Recently, the phenomenon of endothelial-mesenchymal transition (EndMT), a process in which proliferating endothelial cells are known to undergo a phenotypic conversion into fibroblasts, arrested growing attention in the field of cancer research . Tagged endothelial cells brought into a pancreatic carcinoma model were shown to be the major source of CAFs at the tumors invasive front . These CAFs facilitated tumor progression and enhanced tumor invasion. With podoplanin specifically expressed on lymphatic endothelial cells, one could hypothesize that proliferating lymphatic endothelial cells may become CAFs through an EndMT. This would indicate that in CAF+ esophagal ACs possibly a large number of CAFs is recruited from the lymphatic endothelia [30, 31].

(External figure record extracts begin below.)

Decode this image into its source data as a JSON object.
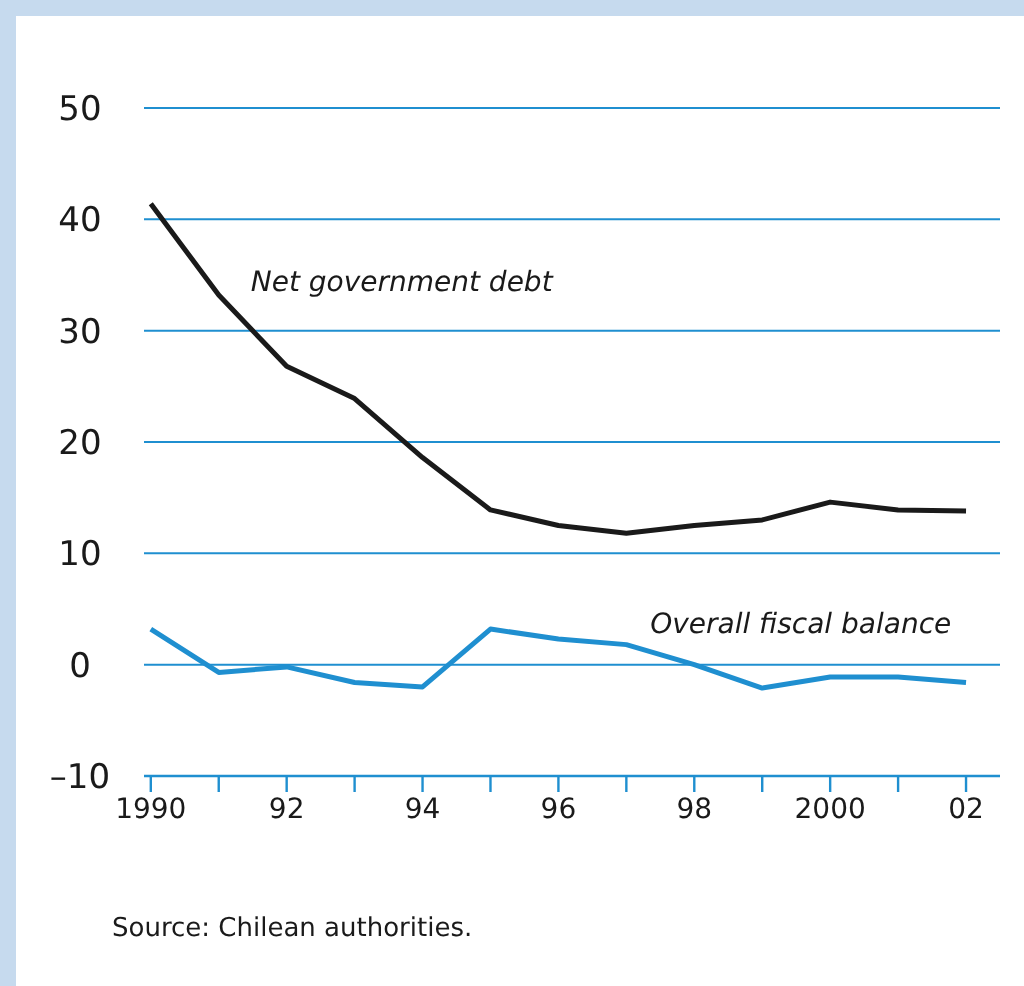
{
  "chart_data": {
    "type": "line",
    "x": [
      1990,
      1991,
      1992,
      1993,
      1994,
      1995,
      1996,
      1997,
      1998,
      1999,
      2000,
      2001,
      2002
    ],
    "series": [
      {
        "name": "Net government debt",
        "color": "#1a1a1a",
        "values": [
          41.4,
          33.2,
          26.8,
          23.9,
          18.6,
          13.9,
          12.5,
          11.8,
          12.5,
          13,
          14.6,
          13.9,
          13.8
        ]
      },
      {
        "name": "Overall fiscal balance",
        "color": "#1f8fd0",
        "values": [
          3.2,
          -0.7,
          -0.2,
          -1.6,
          -2,
          3.2,
          2.3,
          1.8,
          0,
          -2.1,
          -1.1,
          -1.1,
          -1.6
        ]
      }
    ],
    "xlim": [
      1989.9,
      2002.5
    ],
    "xticks": [
      {
        "value": 1990,
        "label": "1990"
      },
      {
        "value": 1991,
        "label": null
      },
      {
        "value": 1992,
        "label": "92"
      },
      {
        "value": 1993,
        "label": null
      },
      {
        "value": 1994,
        "label": "94"
      },
      {
        "value": 1995,
        "label": null
      },
      {
        "value": 1996,
        "label": "96"
      },
      {
        "value": 1997,
        "label": null
      },
      {
        "value": 1998,
        "label": "98"
      },
      {
        "value": 1999,
        "label": null
      },
      {
        "value": 2000,
        "label": "2000"
      },
      {
        "value": 2001,
        "label": null
      },
      {
        "value": 2002,
        "label": "02"
      }
    ],
    "ylim": [
      -10,
      50
    ],
    "yticks": [
      {
        "value": -10,
        "label": "–10"
      },
      0,
      10,
      20,
      30,
      40,
      50
    ],
    "grid": "y",
    "marker": "none",
    "line_style": "solid",
    "annotations": [
      "Source: Chilean authorities."
    ]
  }
}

The correlation between CAF+ and the presence of LVI observed in our patient cohort can likely be used to support this theory, since obviously tumors with podoplanin positive CAFs do more easily invade the lymphatic vessel system, whose endothelial cells also express podoplanin.

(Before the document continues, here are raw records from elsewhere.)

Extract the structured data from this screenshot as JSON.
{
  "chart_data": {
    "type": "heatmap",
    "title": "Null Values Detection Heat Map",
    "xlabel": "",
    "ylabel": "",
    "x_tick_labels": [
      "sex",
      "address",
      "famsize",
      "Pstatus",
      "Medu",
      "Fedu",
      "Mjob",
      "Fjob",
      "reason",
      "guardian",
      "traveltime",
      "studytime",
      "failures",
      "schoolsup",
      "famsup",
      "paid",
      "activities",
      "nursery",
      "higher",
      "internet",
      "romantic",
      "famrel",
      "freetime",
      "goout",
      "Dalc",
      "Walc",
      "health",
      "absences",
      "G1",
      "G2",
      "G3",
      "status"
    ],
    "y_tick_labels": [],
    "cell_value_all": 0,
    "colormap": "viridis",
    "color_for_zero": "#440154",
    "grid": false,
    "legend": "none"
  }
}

Various therapeutic targets associated with CAFs have been described over the last years. The idea of selectively inhibiting the pro-tumorous effects of CAFs has already led to the development of first, selectively CAF− targeting therapeutical approaches [26, 32, 33].Our observation of a clear clinical role of podoplanin expressing CAFs in patients with invasive esophagal AC, provides indirect evidence that therapies targeting those cells might be of benefit for patients.
In summary our data show that podoplanin expressing CAFs are evident in about 20 % of esophagal ACs defining a subgroup of patients with high risk, warranting further investigations.
Conflict of interest
The authors declare to have no conflicts of interest.